Seedat even asked a friend to call Ms Yusuf’s interstate father and impersonate a police officer.

Ms Yusuf was reported missing four days after her death and the police made the grim discovery the following day.

She had been buried in a hole made by a contractor who was told it was to install a pool for the children, the court heard.

Ms Yusuf’s cause of death remains unknown but she had bruising and lacerations to her scalp, which Seedat told police he inflicted with a tyre lever. He later said he strangled Ms Yusuf.

She had sand in her mouth, but not in her airways.

Mr Cogin said she died as a result of Seedat’s “brutal and sustained actions” but it was not known whether she was still alive when she was buried.

He said there was no evidence Ms Yusuf was intending to leave her husband, rather it was Seedat who had become uninterested.

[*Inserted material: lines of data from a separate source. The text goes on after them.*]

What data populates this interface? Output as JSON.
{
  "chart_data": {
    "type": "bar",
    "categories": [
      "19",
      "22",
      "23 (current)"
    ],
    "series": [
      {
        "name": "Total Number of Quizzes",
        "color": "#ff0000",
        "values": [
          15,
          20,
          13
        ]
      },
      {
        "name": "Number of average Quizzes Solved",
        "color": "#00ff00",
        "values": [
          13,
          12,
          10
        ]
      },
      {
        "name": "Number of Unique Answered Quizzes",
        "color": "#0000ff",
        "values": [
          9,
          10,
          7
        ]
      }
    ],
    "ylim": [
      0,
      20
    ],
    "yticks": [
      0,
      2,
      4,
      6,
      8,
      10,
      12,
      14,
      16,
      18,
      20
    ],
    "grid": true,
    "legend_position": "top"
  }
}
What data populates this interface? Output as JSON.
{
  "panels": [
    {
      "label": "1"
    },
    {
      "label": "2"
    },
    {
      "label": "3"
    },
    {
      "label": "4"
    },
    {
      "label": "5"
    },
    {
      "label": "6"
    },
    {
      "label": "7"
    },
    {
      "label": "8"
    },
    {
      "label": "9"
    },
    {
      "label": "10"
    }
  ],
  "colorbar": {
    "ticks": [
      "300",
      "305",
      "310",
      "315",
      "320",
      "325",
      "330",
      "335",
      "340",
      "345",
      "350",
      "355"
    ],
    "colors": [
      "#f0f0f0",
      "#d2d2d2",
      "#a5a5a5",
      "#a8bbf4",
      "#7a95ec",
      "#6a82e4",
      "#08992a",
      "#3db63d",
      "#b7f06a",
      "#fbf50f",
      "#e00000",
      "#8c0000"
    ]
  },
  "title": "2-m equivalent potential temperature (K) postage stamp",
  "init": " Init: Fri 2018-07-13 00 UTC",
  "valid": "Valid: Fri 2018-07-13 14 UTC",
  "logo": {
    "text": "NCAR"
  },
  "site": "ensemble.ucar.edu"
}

Mr Cogin said Seedat had intended to try to pursue a relationship with his sister-in-law, as evidenced in the tone of his text messages to her, although she viewed him as a brother according to her victim impact statement.

Seedat had also searched online: “Can you marry brother-in-law if sister dead, Muslim?”

Defence counsel Bernard Standish conceded the murder was premeditated and said his client was ashamed.

“There is not a day that goes by that he does not think about what he has done,” he said.

The children now live interstate with Ms Yusuf’s parents and do not know what happened to their mother.

The court heard Seedat was also facing fraud charges, with allegations he stole $5.7 million.

Justice Bruno Fiannaca will sentence Seedat for murder on May 27.